How to Organize your Data Lake

Rodrigo Souza · ‎Feb 19 2020

Data Lakes are one of the best outputs of the Big Data revolution, enabling cheap and reliable storage for all kinds of data, from relational to unstructured, from small to huge, from static to streaming. While on-prem implementations of this technology face administration and scalability challenges, public clouds made our life easier with data lakes as a service offers, like Azure Data Lake that has unlimited scalability and integrated security.

But Data Lakes don’t enforce schema and can easily became a Data Swamp, turning into an useless out of control data structure that won’t be as useful as it could until they are removed. In this blog post, you will see some suggestions to avoid this logical and organizational problem.

The Challenge

Let’s start from a hypothetical scenario where the Data Lake was already deployed and multiple teams are using it for mobile apps, logs management, IoT, EDW, and other Big Data Scenarios. There are clients uploading images into intelligent agents, applications streaming Terabytes of JSON files, multiple relational data silos sending data in CSV format, sensors sending IoT data and much more. The data sources are in different time zones and currencies.

Still in our hypothetical scenario, let's say the volume of data is increasing without control and there are numerous folders (directories) within each other. Developers are lost unaware of what query engine to use, and the processes made so far are becoming slower and slower. And where to save the outputs? Load into a SQL database like Azure SQL DB? Or into an MPP database like Azure Synapse Analytics? Should the developers save the output of their transformations into the data lake itself? Using which format?

These are the basis of a hypothetical swampy data. After a few months and you may have a perfect storm, when all analytics is compromised because of costs, performance, lost SLAs and wrong calculations.

The Solution

Data Governance tools like Azure Data Catalog can help to register and access the data assets, but it is not enough to avoid a data swamp. There isn’t a single measure or tool to avoid all possible problems with your data lake, while good practices will protect your environment from this kind of disaster.

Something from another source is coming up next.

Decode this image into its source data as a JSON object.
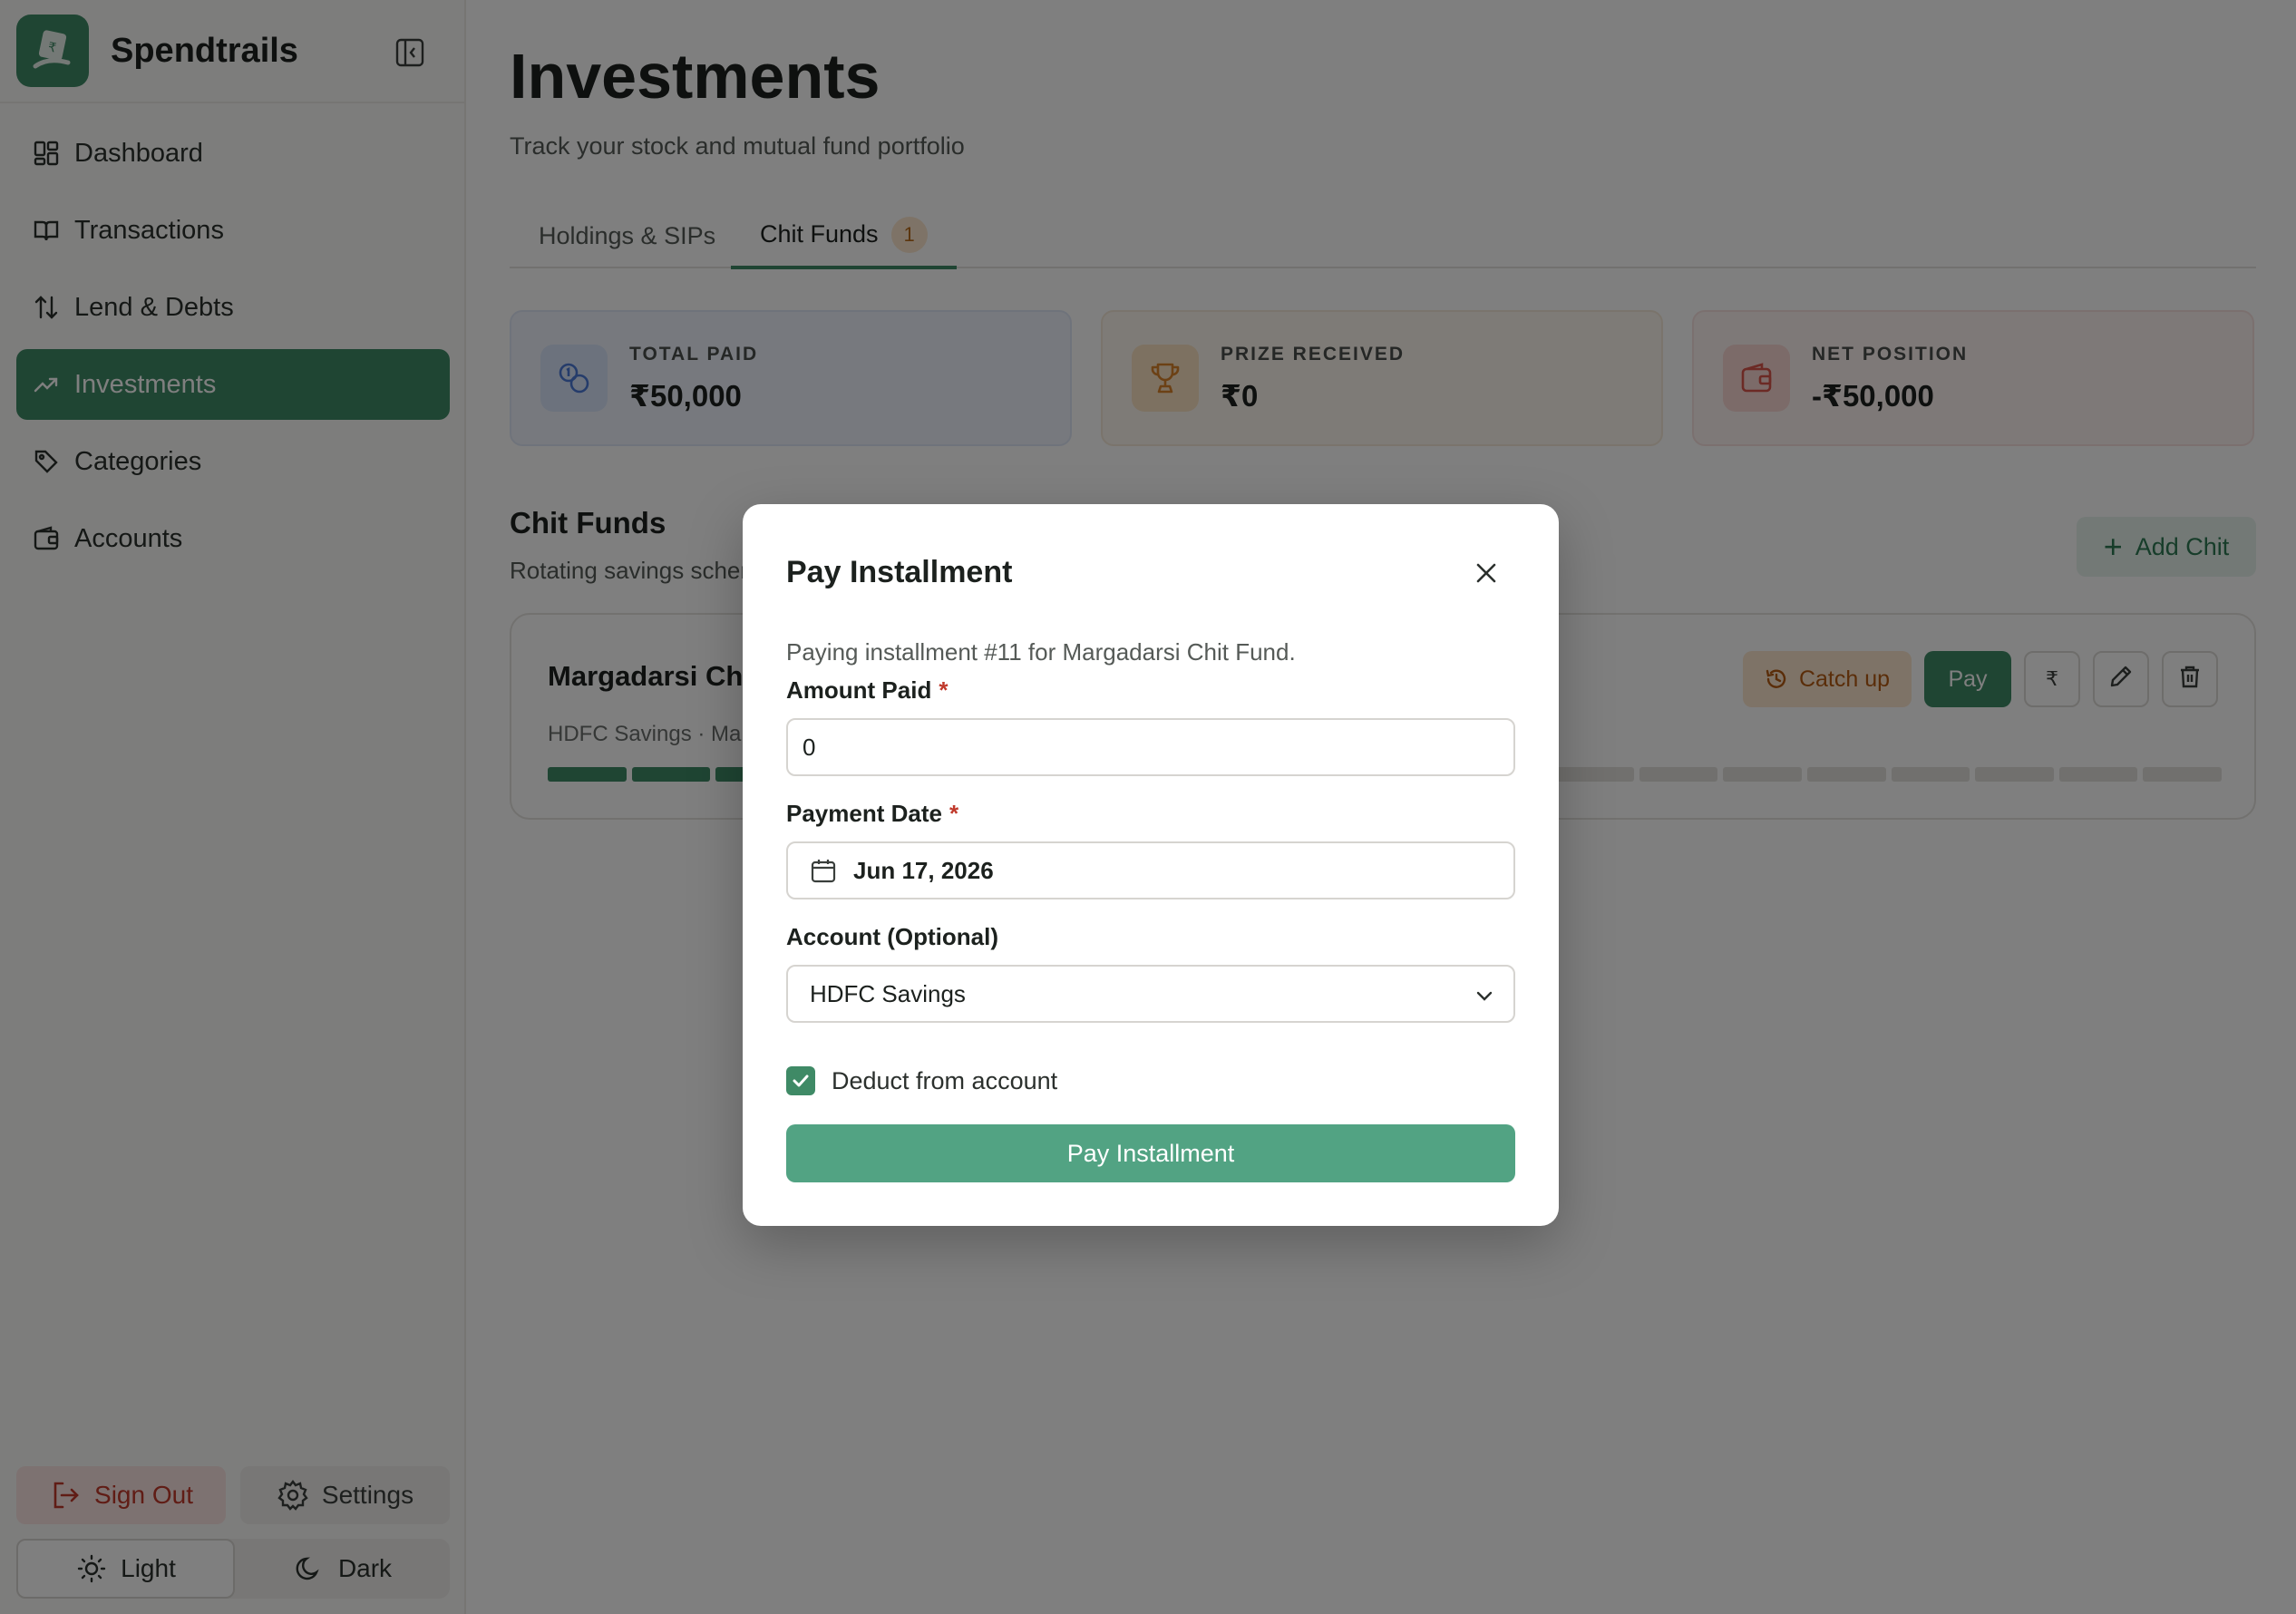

Here is a list of measures that you may take:

Folders Structure

Now let’s start some suggestions from our experience on implementing many data lake projects. The first point is to define a clear directories structure, that reflects its usage. Since a data lake is a distributed file system, everything will be a file within a folder. In collaboration with all teams, you can try to create a layered structure like this one below.

Data Lake Layer	Usage	Expected Volume	Path – Per Project	Sub Folders (Granularity)
Raw Files	Files without any transformation, stored “as is”, every minute. This is the landing zone of your data lake	~ TBs / day	/project-name/raw-files	/year/month/day/hour/minute
Raw Data	Now all files are in data queryable format: same time zone and currency. Special characters and duplicated were removed. Small files are merged into bigger files, what is a best practice for big data workloads.	~ GBs / day	/project-name/raw-data	/year/month/day
Business Data	Raw data + business rules. Now you start to have the basic aggregations that will help all other analysis. It is a good idea do use parallel processing on top of distributed file system to accomplish this heavy workload. This layer also can be used for data ingestion into DWs or DMs.	~ MBs / day	/project-name/business-data	/year/month

Some important points about the table above:

Each layer is input of the next one.
You may want to add the data source after the project name.
All these folders will contain sub folders per timestamp. Granularity will decrease as you move the next layer. This won’t be a problem for query engines since they will leverage the metastore that maps the root folder as a table or container.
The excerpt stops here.